Fatou's lemma
Fatou's lemma is the inequality companion to the convergence theorems of Lebesgue integration, establishing that the integral of the limit inferior of a sequence of non-negative measurable functions is less than or equal to the limit inferior of the integrals. Unlike the monotone convergence theorem or the dominated convergence theorem, Fatou's lemma does not guarantee equality; it provides a one-sided bound that is often sufficient for proving finiteness, non-negativity, and lower semicontinuity of integral functionals. The lemma is deceptively simple — its proof requires only the definition of the Lebesgue integral and the preservation of inequalities under limits — yet it appears in virtually every existence proof in the calculus of variations, optimal control, and partial differential equations.
The asymmetry of Fatou's lemma — inequality rather than equality — is not a weakness but a feature. In many physical and economic settings, what matters is not the exact value of a limit but the guarantee that it does not vanish or diverge. Fatou's lemma provides this guarantee. It is the tool by which analysts prove that energy functionals have minima, that variational problems have solutions, and that physical systems do not spontaneously cease to exist. The lemma is named after Pierre Fatou, who proved it in 1906, but its true significance was not recognized until the development of the direct method in the calculus of variations in the mid-twentieth century.

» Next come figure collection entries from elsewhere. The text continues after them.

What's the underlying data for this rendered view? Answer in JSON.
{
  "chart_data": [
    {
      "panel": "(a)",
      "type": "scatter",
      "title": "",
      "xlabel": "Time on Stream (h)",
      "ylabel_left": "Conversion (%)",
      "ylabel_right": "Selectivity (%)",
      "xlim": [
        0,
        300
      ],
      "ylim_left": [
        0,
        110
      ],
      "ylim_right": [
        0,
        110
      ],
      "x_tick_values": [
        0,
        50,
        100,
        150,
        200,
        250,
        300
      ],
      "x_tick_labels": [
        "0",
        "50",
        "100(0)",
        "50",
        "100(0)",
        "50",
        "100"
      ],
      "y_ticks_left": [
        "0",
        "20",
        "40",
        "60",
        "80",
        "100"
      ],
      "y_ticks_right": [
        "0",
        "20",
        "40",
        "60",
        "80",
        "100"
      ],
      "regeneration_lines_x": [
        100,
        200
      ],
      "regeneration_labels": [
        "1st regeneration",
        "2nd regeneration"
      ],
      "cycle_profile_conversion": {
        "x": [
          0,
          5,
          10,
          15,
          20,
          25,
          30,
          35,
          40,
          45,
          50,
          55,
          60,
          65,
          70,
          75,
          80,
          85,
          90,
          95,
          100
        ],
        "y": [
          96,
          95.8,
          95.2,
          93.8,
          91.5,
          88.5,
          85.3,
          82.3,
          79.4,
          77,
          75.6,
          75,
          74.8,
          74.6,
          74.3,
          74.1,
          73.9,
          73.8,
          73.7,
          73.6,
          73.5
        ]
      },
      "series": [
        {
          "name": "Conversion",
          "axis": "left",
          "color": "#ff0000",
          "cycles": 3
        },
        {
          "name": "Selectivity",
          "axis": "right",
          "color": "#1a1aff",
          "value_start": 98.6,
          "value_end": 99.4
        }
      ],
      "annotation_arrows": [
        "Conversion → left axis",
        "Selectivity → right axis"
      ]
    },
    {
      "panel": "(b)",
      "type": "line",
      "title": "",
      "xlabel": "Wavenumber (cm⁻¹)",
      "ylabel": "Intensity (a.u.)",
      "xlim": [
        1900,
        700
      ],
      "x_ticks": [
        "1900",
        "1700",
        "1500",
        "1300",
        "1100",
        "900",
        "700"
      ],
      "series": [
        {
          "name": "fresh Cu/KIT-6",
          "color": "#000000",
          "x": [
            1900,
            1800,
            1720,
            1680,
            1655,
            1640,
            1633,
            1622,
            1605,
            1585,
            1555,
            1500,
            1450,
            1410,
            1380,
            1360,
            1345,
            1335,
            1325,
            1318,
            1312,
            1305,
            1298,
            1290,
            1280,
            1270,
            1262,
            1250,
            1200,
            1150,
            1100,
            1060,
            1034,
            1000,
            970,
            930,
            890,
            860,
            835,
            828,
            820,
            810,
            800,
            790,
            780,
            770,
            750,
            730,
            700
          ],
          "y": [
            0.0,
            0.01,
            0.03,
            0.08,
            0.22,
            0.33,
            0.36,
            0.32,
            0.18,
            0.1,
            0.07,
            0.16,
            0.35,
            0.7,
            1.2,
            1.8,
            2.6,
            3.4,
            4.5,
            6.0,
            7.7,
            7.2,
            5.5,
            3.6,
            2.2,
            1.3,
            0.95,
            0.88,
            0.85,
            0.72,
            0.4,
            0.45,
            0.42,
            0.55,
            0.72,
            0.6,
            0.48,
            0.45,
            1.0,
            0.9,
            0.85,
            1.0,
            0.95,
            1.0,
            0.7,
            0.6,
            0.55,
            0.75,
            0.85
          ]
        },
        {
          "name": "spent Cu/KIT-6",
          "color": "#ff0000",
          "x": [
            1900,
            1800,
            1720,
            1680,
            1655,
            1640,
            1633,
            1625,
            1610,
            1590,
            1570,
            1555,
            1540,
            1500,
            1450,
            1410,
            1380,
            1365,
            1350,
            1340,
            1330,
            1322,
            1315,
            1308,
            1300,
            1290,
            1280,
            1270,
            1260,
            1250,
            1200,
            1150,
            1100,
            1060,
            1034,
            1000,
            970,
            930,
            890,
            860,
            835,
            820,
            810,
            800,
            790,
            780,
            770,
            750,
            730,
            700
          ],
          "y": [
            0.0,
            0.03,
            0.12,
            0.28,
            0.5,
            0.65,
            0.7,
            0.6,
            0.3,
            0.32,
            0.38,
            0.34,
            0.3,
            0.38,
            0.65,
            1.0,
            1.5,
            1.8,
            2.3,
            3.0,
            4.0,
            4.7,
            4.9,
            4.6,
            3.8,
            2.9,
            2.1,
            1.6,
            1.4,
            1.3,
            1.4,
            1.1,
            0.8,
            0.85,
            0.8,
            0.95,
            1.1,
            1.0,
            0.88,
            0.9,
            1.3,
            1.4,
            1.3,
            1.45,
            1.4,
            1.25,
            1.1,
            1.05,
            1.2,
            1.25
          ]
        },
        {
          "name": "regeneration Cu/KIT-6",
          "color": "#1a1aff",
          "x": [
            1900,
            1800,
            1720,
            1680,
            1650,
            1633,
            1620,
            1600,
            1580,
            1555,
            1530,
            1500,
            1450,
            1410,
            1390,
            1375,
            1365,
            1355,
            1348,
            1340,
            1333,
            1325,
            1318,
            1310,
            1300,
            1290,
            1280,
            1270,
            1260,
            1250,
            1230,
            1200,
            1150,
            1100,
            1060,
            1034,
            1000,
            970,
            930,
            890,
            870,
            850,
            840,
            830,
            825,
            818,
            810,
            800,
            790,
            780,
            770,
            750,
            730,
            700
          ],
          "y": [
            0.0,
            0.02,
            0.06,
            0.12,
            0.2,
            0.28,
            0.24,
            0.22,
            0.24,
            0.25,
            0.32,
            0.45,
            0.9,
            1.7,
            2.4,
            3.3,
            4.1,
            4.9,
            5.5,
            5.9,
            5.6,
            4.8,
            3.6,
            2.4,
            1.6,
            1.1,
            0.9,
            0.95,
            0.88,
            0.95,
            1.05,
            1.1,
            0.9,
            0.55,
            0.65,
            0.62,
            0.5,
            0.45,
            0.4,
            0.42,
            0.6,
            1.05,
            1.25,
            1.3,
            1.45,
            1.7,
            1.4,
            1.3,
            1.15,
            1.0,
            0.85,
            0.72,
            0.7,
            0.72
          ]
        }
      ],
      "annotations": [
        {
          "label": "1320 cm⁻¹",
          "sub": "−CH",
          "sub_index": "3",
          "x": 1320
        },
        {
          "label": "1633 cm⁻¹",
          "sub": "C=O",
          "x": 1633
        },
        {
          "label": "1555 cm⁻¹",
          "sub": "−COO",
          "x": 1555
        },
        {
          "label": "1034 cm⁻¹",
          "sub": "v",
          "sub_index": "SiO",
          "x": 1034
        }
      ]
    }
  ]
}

Fatou's lemma is the mathematical expression of a pessimistic principle: things can only get worse in the limit. The integral of the limit is never greater than the limit of the integrals. This is not cynicism; it is topology. Lower semicontinuity — the preservation of inequalities under limits — is a topological property, and Fatou's lemma is its measure-theoretic manifestation. In optimization, in physics, in any domain where one seeks guarantees rather than exact values, Fatou's lemma is often the only tool one needs. Equality is overrated. Inequality is where the action is.